#43 `pijul record` locks up other commands

Opened by cole-h on November 12, 2020
cole-h on November 12, 2020

Commands like pijul log and pijul change hang when there is a pijul record editor window open.

cole-h on November 12, 2020

Looks like this is due to the libpijul::pristine::sanakirja::Pristine::new(&pristine_dir)? call in pijul/src/repository.rs – changing it to new_nolock (wrapped in unsafe {}) makes it work. But this probably isn’t a good idea, considering find_root is called in every subcommand… Maybe a new find_root_nolock should be used for subcommands like log, change, and diff, and the other commands that don’t write? Or maybe it should be refactored to allow asynchronous (but read-only) reading?

cole-h added a change on November 12, 2020
This change could not be retrieved at the moment
cole-h added a change on November 17, 2020
This change could not be retrieved at the moment
cole-h on November 17, 2020

OK, re-uploaded the change (or one that functions similarly). Currently, only pijul log and pijul change don’t need mutable access to the repo. I don’t think pijul diff and pijul credit should need to be able to modify the database, but maybe that’s a lack of understanding. I don’t think it’s safe to new_nolock repos that are declared as mut.

pmeunier on November 17, 2020

Good questions:

  • It is never safe to new_nolock if you don’t have another locking mechanism in place (it is guaranteed to corrupt your repository, except if none of the transactions do anything). This method is intended to be used in places like the Nest, where repositories are locked by an asynchronous mutex rather than by filesystem locks. This allows to use the full power of Sanakirja, where immutable transactions can be started in parallel to a mutable one (the exact rule is: no more than one mutable transaction at the same time, and an immutable transaction t can be concurrent to at most one mutable transaction during the entire lifespan of t).

  • I don’t think pijul credit needs mutable access, because it’s only doing txn_begin, not mut_txn_begin.

One correct way to solve this issue is by dropping the transaction before doing edit::edit_bytes. That would probably take some refactoring of push, pull and record (the only commands that take a lock, I believe).

If you’re interested in solving this, I’m super happy to help.

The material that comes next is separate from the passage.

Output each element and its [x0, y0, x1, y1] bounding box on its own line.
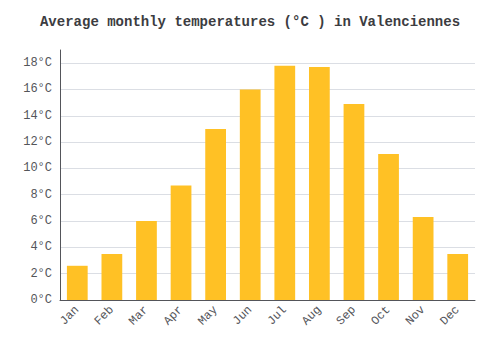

cole-h on November 18, 2020

You weren’t kidding about needing to refactor record, at least (the one I started with). I don’t have too much time right now aside from my drive-by fixes; I’m interested in giving it a shot, but it will be slow going (if it goes at all) until finals are over.

pmeunier on November 19, 2020

I started thinking about this, and tried a few things, only to conclude that this is trickier than I thought, not only from an implementation perspective.

If we stick to the goal of a minimally confusing system, especially to new users and non-technical people, I don’t think it is reasonable to allow multiple records to happen on the same repository, or a channel switch in the middle of a record.

I can already hear the angry messages here, saying Pijul is inventing conflicts that shouldn’t exist, because the same action has been recorded twice in two different changes.

I think one reasonable design choice here is to implement named read-write locks in Sanakirja, and extremely verbose feedback to tell the user that their repository is locked by another process. I’ll do this now.

cole-h on November 19, 2020

I think one thing to note is that I don’t want records to happen concurrently (multiple writers does sound like a bad time), but just commands like seeing the pijul log (e.g. to reference the hash of another change) or running pijul diff to see if anything has changed since you ran pijul rec (a bit contrived of an example, but…).

Basically: commands that you wouldn’t think would need to write to the repo shouldn’t need a lock on said repo. pijul log is just reading the history, not mutating it. pijul diff is showing unrecorded changes. pijul change is reading out the contents of a specific change.

pmeunier on November 19, 2020

I think one thing to note is that I don’t want records to happen concurrently

Of course, sorry if I wasn’t clear: I only wrote that because the primitives we have to lock stuff with filesystem locks do not allow to implement this easily.

Meanwhile, I have implemented a few things to avoid hanging (which is a terrible class of bugs):

  • With #PJ7T2VFLV5PYG3CV23GC2GIQETXKGC6CO74JBGREV3JC3LG5OXUAC, pijul doesn’t hang anymore, but instead returns an error.

  • In Sanakirja 0.14, environments are generic in the type of lock they take. This is not enough for now, since we can only do read-write locks, but it will enable finer-grained locks in the future.